About this calculator
A quadratic form associated with a symmetric 2×2 matrix A is the scalar function Q(x₁, x₂) = a11·x₁² + 2·a12·x₁·x₂ + a22·x₂². This is the expanded version of the matrix expression Q = xᵀAx, where x = (x₁, x₂)ᵀ. The off-diagonal coefficient a12 appears doubled because the symmetric matrix contributes both a12·x₁·x₂ and a21·x₂·x₁, and a12 = a21 for symmetric matrices. The definiteness of A classifies Q: if Q > 0 for all non-zero x, A is positive definite (checked via a11 > 0 and det(A) > 0); if Q < 0 always, it is negative definite; otherwise it is indefinite or semi-definite. Quadratic forms are fundamental in optimization, where the Hessian matrix's definiteness determines whether a critical point is a minimum, maximum, or saddle point.
How to use
Let A = [[4, 1], [1, 3]] and x = (2, −1). Enter a11=4, a12=1, a22=3, x1=2, x2=−1. Apply the formula: Q = a11·x1² + 2·a12·x1·x2 + a22·x2² = 4·(2²) + 2·1·(2)·(−1) + 3·(−1²) = 4·4 + 2·(−2) + 3·1 = 16 − 4 + 3 = 15. Since Q = 15 > 0 for this vector, and checking definiteness: a11 = 4 > 0 and det(A) = 4·3 − 1·1 = 11 > 0, so A is positive definite.
Frequently asked questions
How do you determine if a quadratic form is positive definite?
A quadratic form Q = xᵀAx (with symmetric A) is positive definite if Q > 0 for every non-zero vector x. For a 2×2 matrix, you can check this using Sylvester's criterion: A is positive definite if and only if all leading principal minors are positive, meaning a11 > 0 and det(A) = a11·a22 − a12² > 0. If a11 > 0 but det(A) < 0, the form is indefinite. If both conditions fail with reversed signs, the form is negative definite.
What is the difference between a quadratic form and a bilinear form?

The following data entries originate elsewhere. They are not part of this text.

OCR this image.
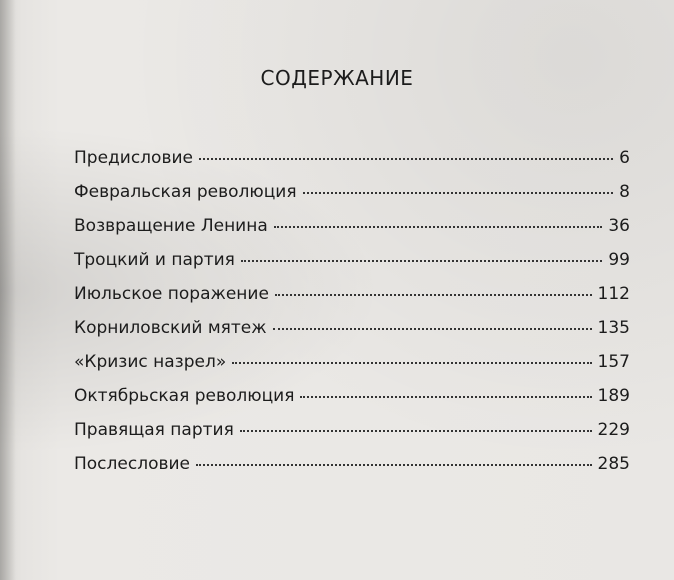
СОДЕРЖАНИЕ
Предисловие	6
Февральская революция	8
Возвращение Ленина	36
Троцкий и партия	99
Июльское поражение	112
Корниловский мятеж	135
«Кризис назрел»	157
Октябрьская революция	189
Правящая партия	229
Послесловие	285
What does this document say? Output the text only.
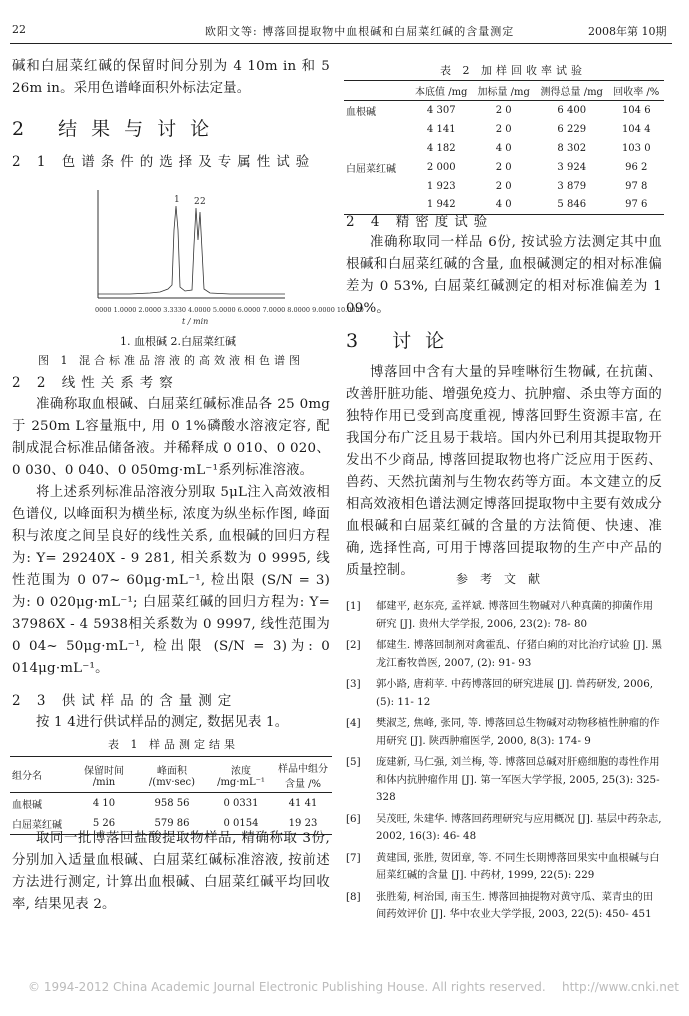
22	欧阳文等: 博落回提取物中血根碱和白屈菜红碱的含量测定	2008年第 10期
碱和白屈菜红碱的保留时间分别为 4 10m in 和 5 26m in。采用色谱峰面积外标法定量。
2 结果与讨论
2 1 色谱条件的选择及专属性试验
1 2 2
0000 1.0000 2.0000 3.3330 4.0000 5.0000 6.0000 7.0000 8.0000 9.0000 10.0000
t / min
1. 血根碱 2.白屈菜红碱
图 1 混合标准品溶液的高效液相色谱图
2 2 线性关系考察
准确称取血根碱、白屈菜红碱标准品各 25 0mg 于 250m L容量瓶中, 用 0 1%磷酸水溶液定容, 配制成混合标准品储备液。并稀释成 0 010、0 020、0 030、0 040、0 050mg·mL⁻¹系列标准溶液。
将上述系列标准品溶液分别取 5μL注入高效液相色谱仪, 以峰面积为横坐标, 浓度为纵坐标作图, 峰面积与浓度之间呈良好的线性关系, 血根碱的回归方程为: Y= 29240X - 9 281, 相关系数为 0 9995, 线性范围为 0 07~ 60μg·mL⁻¹, 检出限 (S/N = 3)为: 0 020μg·mL⁻¹; 白屈菜红碱的回归方程为: Y= 37986X - 4 5938相关系数为 0 9997, 线性范围为 0 04~ 50μg·mL⁻¹, 检出限 (S/N = 3)为: 0 014μg·mL⁻¹。
2 3 供试样品的含量测定
按 1 4进行供试样品的测定, 数据见表 1。
表 1 样品测定结果
组分名	保留时间 /min	峰面积 /(mv·sec)	浓度 /mg·mL⁻¹	样品中组分含量 /%
血根碱	4 10	958 56	0 0331	41 41
白屈菜红碱	5 26	579 86	0 0154	19 23
取同一批博落回盐酸提取物样品, 精确称取 3份, 分别加入适量血根碱、白屈菜红碱标准溶液, 按前述方法进行测定, 计算出血根碱、白屈菜红碱平均回收率, 结果见表 2。
表 2 加样回收率试验
	本底值 /mg	加标量 /mg	测得总量 /mg	回收率 /%
血根碱	4 307	2 0	6 400	104 6
	4 141	2 0	6 229	104 4
	4 182	4 0	8 302	103 0
白屈菜红碱	2 000	2 0	3 924	96 2
	1 923	2 0	3 879	97 8
	1 942	4 0	5 846	97 6
2 4 精密度试验
准确称取同一样品 6份, 按试验方法测定其中血根碱和白屈菜红碱的含量, 血根碱测定的相对标准偏差为 0 53%, 白屈菜红碱测定的相对标准偏差为 1 09%。
3 讨论
博落回中含有大量的异喹啉衍生物碱, 在抗菌、改善肝脏功能、增强免疫力、抗肿瘤、杀虫等方面的独特作用已受到高度重视, 博落回野生资源丰富, 在我国分布广泛且易于栽培。国内外已利用其提取物开发出不少商品, 博落回提取物也将广泛应用于医药、兽药、天然抗菌剂与生物农药等方面。本文建立的反相高效液相色谱法测定博落回提取物中主要有效成分血根碱和白屈菜红碱的含量的方法简便、快速、准确, 选择性高, 可用于博落回提取物的生产中产品的质量控制。
参考文献
[1]	郁建平, 赵东亮, 孟祥斌. 博落回生物碱对八种真菌的抑菌作用研究 [J]. 贵州大学学报, 2006, 23(2): 78- 80
[2]	郁建生. 博落回制剂对禽霍乱、仔猪白痢的对比治疗试验 [J]. 黑龙江畜牧兽医, 2007, (2): 91- 93
[3]	郭小路, 唐莉苹. 中药博落回的研究进展 [J]. 兽药研发, 2006, (5): 11- 12
[4]	樊淑芝, 焦峰, 张同, 等. 博落回总生物碱对动物移植性肿瘤的作用研究 [J]. 陕西肿瘤医学, 2000, 8(3): 174- 9
[5]	庞建新, 马仁强, 刘兰梅, 等. 博落回总碱对肝癌细胞的毒性作用和体内抗肿瘤作用 [J]. 第一军医大学学报, 2005, 25(3): 325- 328
[6]	吴茂旺, 朱建华. 博落回药理研究与应用概况 [J]. 基层中药杂志, 2002, 16(3): 46- 48
[7]	黄建国, 张胜, 贺团章, 等. 不同生长期博落回果实中血根碱与白屈菜红碱的含量 [J]. 中药材, 1999, 22(5): 229
[8]	张胜菊, 柯治国, 南玉生. 博落回抽提物对黄守瓜、菜青虫的田间药效评价 [J]. 华中农业大学学报, 2003, 22(5): 450- 451
© 1994-2012 China Academic Journal Electronic Publishing House. All rights reserved. http://www.cnki.net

A quadratic form Q(x) is a homogeneous degree-2 polynomial in one vector argument, such as Q(x₁, x₂) = a11·x₁² + 2·a12·x₁·x₂ + a22·x₂². A bilinear form B(x, y) takes two vector arguments and is linear in each, like B(x, y) = xᵀAy. Every quadratic form arises from a bilinear form by setting both arguments equal: Q(x) = B(x, x). The relationship is foundational in linear algebra and differential geometry, where quadratic forms describe curvature and metric structures.
Why are quadratic forms important in optimization and machine learning?
In optimization, the second-order behavior of a function near a critical point is captured by its Hessian matrix H, and the associated quadratic form xᵀHx determines the nature of that point. If H is positive definite, the point is a local minimum; negative definite means a local maximum; indefinite means a saddle point. In machine learning, quadratic forms appear in regularization terms (like L2 penalty), covariance matrices in Gaussian distributions, and the energy functions of quadratic optimization problems such as support vector machines.